The two Hub City hosts are toast. The Toronto Maple Leafs and Edmonton Oilers are out before the traditional four rounds of the Stanley Cup playoffs even begin.
Normally, when it’s April not August, when there’s no COVID-19 pandemic, when there’s been no ‘play-in’ best-of-five qualifying series, when there are fans in the stands and teams are flying back and forth, what’s next is the highlight of the entire season.
But have we already watched that?
Having experienced the past 10 days of exceptionally entertaining, compelling playoff hockey, can the traditional first round best-of-seven series of the playoffs be everything they normally are?

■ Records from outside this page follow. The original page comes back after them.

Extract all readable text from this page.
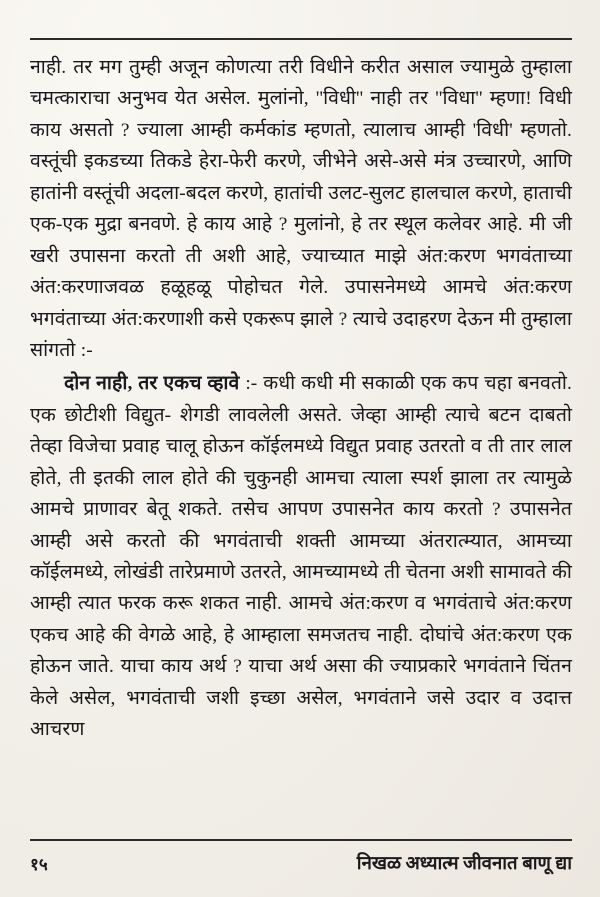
नाही. तर मग तुम्ही अजून कोणत्या तरी विधीने करीत असाल ज्यामुळे तुम्हाला चमत्काराचा अनुभव येत असेल. मुलांनो, ''विधी'' नाही तर ''विधा'' म्हणा! विधी काय असतो ? ज्याला आम्ही कर्मकांड म्हणतो, त्यालाच आम्ही 'विधी' म्हणतो. वस्तूंची इकडच्या तिकडे हेरा-फेरी करणे, जीभेने असे-असे मंत्र उच्चारणे, आणि हातांनी वस्तूंची अदला-बदल करणे, हातांची उलट-सुलट हालचाल करणे, हाताची एक-एक मुद्रा बनवणे. हे काय आहे ? मुलांनो, हे तर स्थूल कलेवर आहे. मी जी खरी उपासना करतो ती अशी आहे, ज्याच्यात माझे अंत:करण भगवंताच्या अंत:करणाजवळ हळूहळू पोहोचत गेले. उपासनेमध्ये आमचे अंत:करण भगवंताच्या अंत:करणाशी कसे एकरूप झाले ? त्याचे उदाहरण देऊन मी तुम्हाला सांगतो :-

दोन नाही, तर एकच व्हावे :- कधी कधी मी सकाळी एक कप चहा बनवतो. एक छोटीशी विद्युत- शेगडी लावलेली असते. जेव्हा आम्ही त्याचे बटन दाबतो तेव्हा विजेचा प्रवाह चालू होऊन कॉईलमध्ये विद्युत प्रवाह उतरतो व ती तार लाल होते, ती इतकी लाल होते की चुकुनही आमचा त्याला स्पर्श झाला तर त्यामुळे आमचे प्राणावर बेतू शकते. तसेच आपण उपासनेत काय करतो ? उपासनेत आम्ही असे करतो की भगवंताची शक्ती आमच्या अंतरात्म्यात, आमच्या कॉईलमध्ये, लोखंडी तारेप्रमाणे उतरते, आमच्यामध्ये ती चेतना अशी सामावते की आम्ही त्यात फरक करू शकत नाही. आमचे अंत:करण व भगवंताचे अंत:करण एकच आहे की वेगळे आहे, हे आम्हाला समजतच नाही. दोघांचे अंत:करण एक होऊन जाते. याचा काय अर्थ ? याचा अर्थ असा की ज्याप्रकारे भगवंताने चिंतन केले असेल, भगवंताची जशी इच्छा असेल, भगवंताने जसे उदार व उदात्त आचरण

१५	निखळ अध्यात्म जीवनात बाणू द्या
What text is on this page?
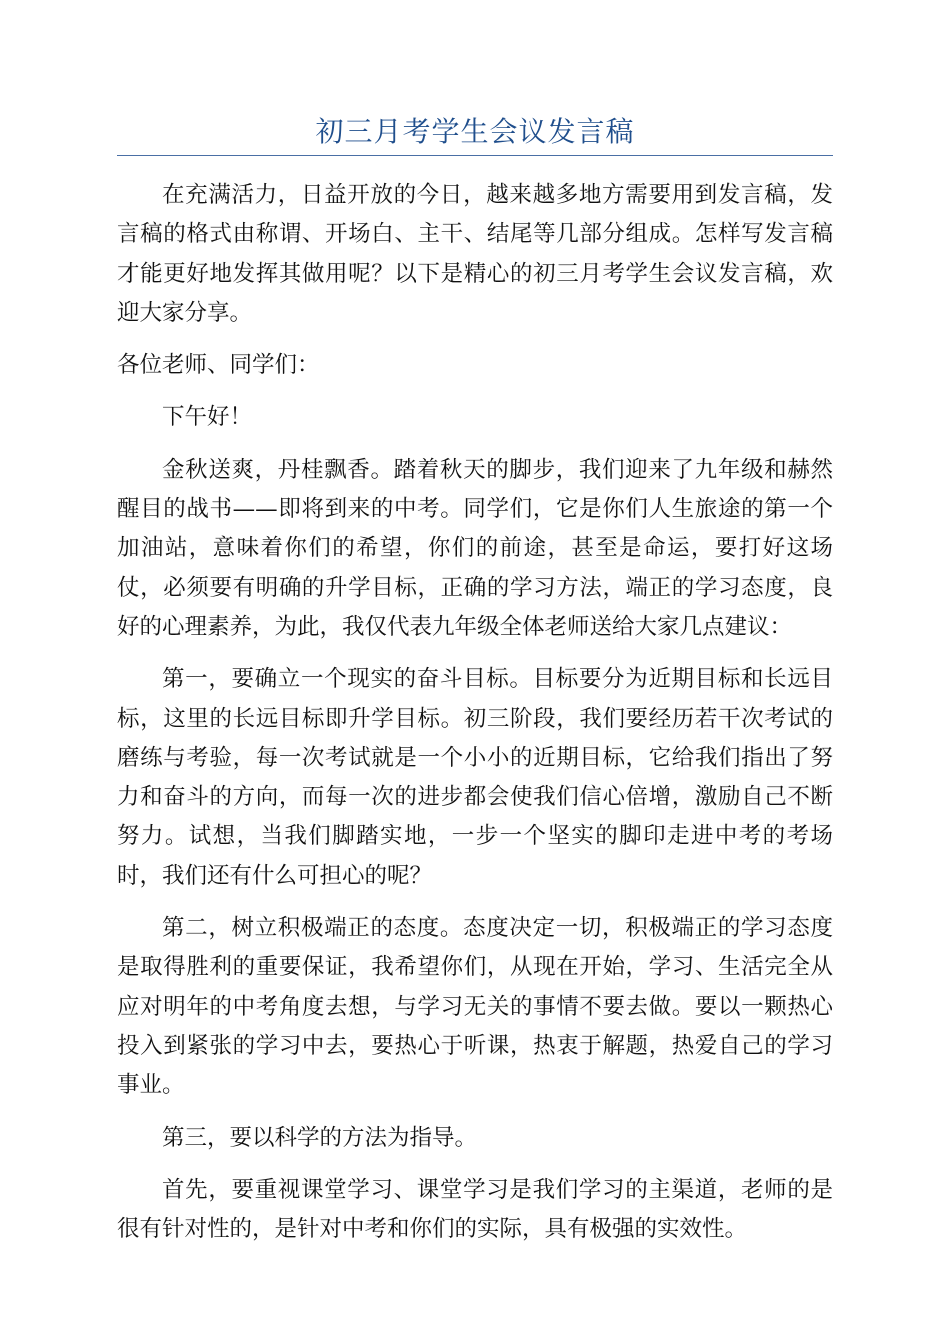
初三月考学生会议发言稿

在充满活力，日益开放的今日，越来越多地方需要用到发言稿，发言稿的格式由称谓、开场白、主干、结尾等几部分组成。怎样写发言稿才能更好地发挥其做用呢？以下是精心的初三月考学生会议发言稿，欢迎大家分享。

各位老师、同学们：

下午好！

金秋送爽，丹桂飘香。踏着秋天的脚步，我们迎来了九年级和赫然醒目的战书——即将到来的中考。同学们，它是你们人生旅途的第一个加油站，意味着你们的希望，你们的前途，甚至是命运，要打好这场仗，必须要有明确的升学目标，正确的学习方法，端正的学习态度，良好的心理素养，为此，我仅代表九年级全体老师送给大家几点建议：

第一，要确立一个现实的奋斗目标。目标要分为近期目标和长远目标，这里的长远目标即升学目标。初三阶段，我们要经历若干次考试的磨练与考验，每一次考试就是一个小小的近期目标，它给我们指出了努力和奋斗的方向，而每一次的进步都会使我们信心倍增，激励自己不断努力。试想，当我们脚踏实地，一步一个坚实的脚印走进中考的考场时，我们还有什么可担心的呢？

第二，树立积极端正的态度。态度决定一切，积极端正的学习态度是取得胜利的重要保证，我希望你们，从现在开始，学习、生活完全从应对明年的中考角度去想，与学习无关的事情不要去做。要以一颗热心投入到紧张的学习中去，要热心于听课，热衷于解题，热爱自己的学习事业。

第三，要以科学的方法为指导。

首先，要重视课堂学习、课堂学习是我们学习的主渠道，老师的是很有针对性的，是针对中考和你们的实际，具有极强的实效性。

Is this on to the beginning?
Or is it the beginning of the end?
Traditionally, after there’s been a round of playoff action, eight teams have made their exits and people are out of their playoff pools, the interest levels, even in Canada, takes a dramatic dive. And often the hockey simply can’t duplicate the drama we watched earlier.
Obviously, in hub cities Edmonton and Toronto and high-expectation Winnipeg, there will be that depression that always exists with an early exit.
But the fans of the eight teams that collected their departing gifts of $20,000 per player and their Alexis Lafreniere Lottery ticket be quick to re-ignite interests in this unusual circumstance?
So far, it’s been pretty sensational stuff.
Both 12th-seed teams upset the fifth-seed teams. And what other year are you going to see a series with Toronto and Columbus coming back from being behind by three goals in the final minutes to win against insane odds?
Yes, the playoffs lost Connor McDavid, Leon Draisaitl, Sidney Crosby, Evgeni Malkin, Auston Matthews and John Tavares. But there were plenty of new stars introduced, including Fort Saskatchewan’s Kirby Dach of the Chicago Blackhawks. And Jonathan Toews, Patrick Kane and Carey Price ride again.
And a healthy number of Stanley Cup heroes have already been created, including ex-Oilers member Jeff Petry, who scored two winners for Montreal, one of which came in overtime.
You can dial out if you want to, but I’m hooked. I’m completely captivated by how this is going to play out.
With the success of the play-in round and Seattle about to come in as a 32nd team, there are a whole lot of credible people pushing for the qualifying round play-in format to be permanent. Glen Sather has been calling for something like this since he left Edmonton to go to the Rangers.
Former goalie Corey Hirsch: “The NHL needs to adopt a play-in format moving forward. These elimination series have been incredible. The NHL has done a great job.”
Play-by-play broadcaster Chris Cuthbert: “I’m with you Corey. Best of three — seventh vs. 10th and eighth vs. ninth. Enhances the regular season races down the stretch to be Top 6, and for teams to get the ninth and 10th spots.”
It wouldn’t have had my vote two weeks ago. But it is now. Imagine how many more teams might be motivated to play to avoid a play-in series after the embarrassment and humiliation teams such as the Oilers are currently experiencing for their dismal performance in departing in four games as the host Hub City team?
“I think it’s been really great. I don’t see any cons. I think from the fans perspective, it’s been a home run,” said Vegas coach Peter DeBoer. “There’s been some great hockey. As a fan watching some of the games, I think it’s a great format.”
Before it began, Calgary coach Geoff Ward said the “million-dollar question” would involve the calibre of play.
“What we’ve seen is that it doesn’t matter that there aren’t fans in the seats. These guys are playing purely for the love of the game and you see how much they love it.”
He doesn’t expect a drop off-in interest from here.
“I’m sure it will continue. We always talk about the first round of the playoffs potentially being the hardest one. People have been saying that for years. And I think this round lived up to the billing of exactly that.
“The one thing that stood out for me in terms of watching games was how hard everybody played. All the teams came here healthy, which was a bit of a difference, and every team came out flying.
“Somebody asked me before we began if this year should get an asterisk. Well, having had a look at what we’ve seen so far, I believe this is going to be the hardest Stanley Cup there’s ever been to win. You have to win five rounds, all the teams are healthy, there’s extreme parity and all the teams are playing really, really hard. That makes whomever you play a very tough out and as we go along, I think you’re going to see more of the same.”
No matter which team you cheer for or to what extent you’re currently bummed out, it’ll be hard to dial out.